Issue w/ Encoding while using Fedora
keenan-smith-data opened this issue · 4 comments
Recieved Warning while trying to Scrape text data from various websites.
Warning in rt_request_handler(request = request, on_redirect = on_redirect, :
input string '^()(\s)#' cannot be translated to UTF-8, is it valid in
'ANSI_X3.4-1968'?
This error happens for any subsequent events after the first:
Warning in rt_request_handler(request = request, on_redirect = on_redirect, :
restarting interrupted promise evaluation
jacobin_pull <- function(hyperlink) {
session <- polite::bow(hyperlink)
temp <- polite::scrape(session)
text_data <-
temp |>
rvest::html_element(css = "#post-content") |>
rvest::html_nodes("p") |>
rvest::html_text2() |>
dplyr::as_tibble() |>
dplyr::rename(text = value) |>
return(text_data)
}
jacobin_pull_try <- function(hyperlink) {
tryCatch(
expr = {
message(paste("Trying", hyperlink))
jacobin_pull(hyperlink)
},
error = function(cond) {
message(paste("This URL has caused an error:", hyperlink))
message(cond)
},
warning = function(cond) {
message(paste("URL has a warning:", hyperlink))
message(cond)
},
finally = {
message(paste("Processed URL:", hyperlink))
}
)
}
jacobin_test_link <- "https://jacobin.com/2022/07/we-still-have-to-take-donald-trump-seriously"
jacobin_test_link_2 <- "https://jacobin.com/2022/07/ukraine-russia-war-debt-forgiveness-us-eu"
jacobin_test_3 <- "https://jacobin.com/2022/06/american-exceptionalism-off-the-rails"
jac_test <- jacobin_pull_try(jacobin_test_link)
jac_test_2 <- jacobin_pull_try(jacobin_test_link_2)
jac_test_3 <- jacobin_pull_try(jacobin_test_3)
Sys Environment:
R version 4.1.3 (2022-03-10)
Platform: x86_64-redhat-linux-gnu (64-bit)
Running under: Fedora Linux 36 (Xfce)Matrix products: default
BLAS/LAPACK: /usr/lib64/libflexiblas.so.3.2locale:
[1] LC_CTYPE=en_US.UTF-8 LC_NUMERIC=C
[3] LC_TIME=en_US.UTF-8 LC_COLLATE=en_US.UTF-8
[5] LC_MONETARY=en_US.UTF-8 LC_MESSAGES=en_US.UTF-8
[7] LC_PAPER=en_US.UTF-8 LC_NAME=C
[9] LC_ADDRESS=C LC_TELEPHONE=C
[11] LC_MEASUREMENT=en_US.UTF-8 LC_IDENTIFICATION=C
I tried to look into the source code to discover the issue but it's outside of my current understanding.
rvest::read_html()
does not tigger the same error.
EDIT: Forgot to mention, ran the same code on windows and did not have the same issue.
I believe this is {robotstxt} issue. @petermeissner can you please look into it?
Hmmm, sounds like a robotstxt issue or even something deeper … did you try running it on other Linux distribution (Debian/Ubuntu) ?
I will look into it
Did not try any Debian distro.
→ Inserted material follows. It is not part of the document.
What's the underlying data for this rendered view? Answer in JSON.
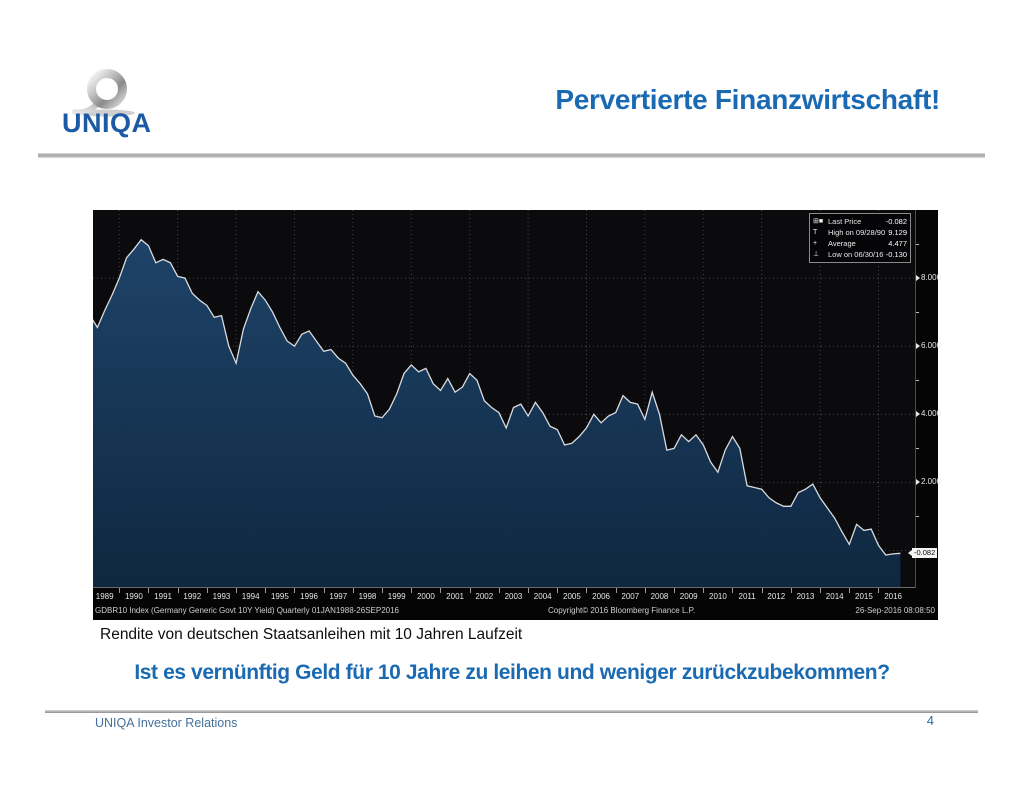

Only tried Windows and Fedora 36. I got it to work once on Fedora, but I couldn't reproduce it. I tried changing the locale settings on Fedora with no effect. I changed scraping to read_html()
and got no issue with encoding.
I tried other sites and had the same issue. I have a series of functions like the one written above and I tried each one same series of errors.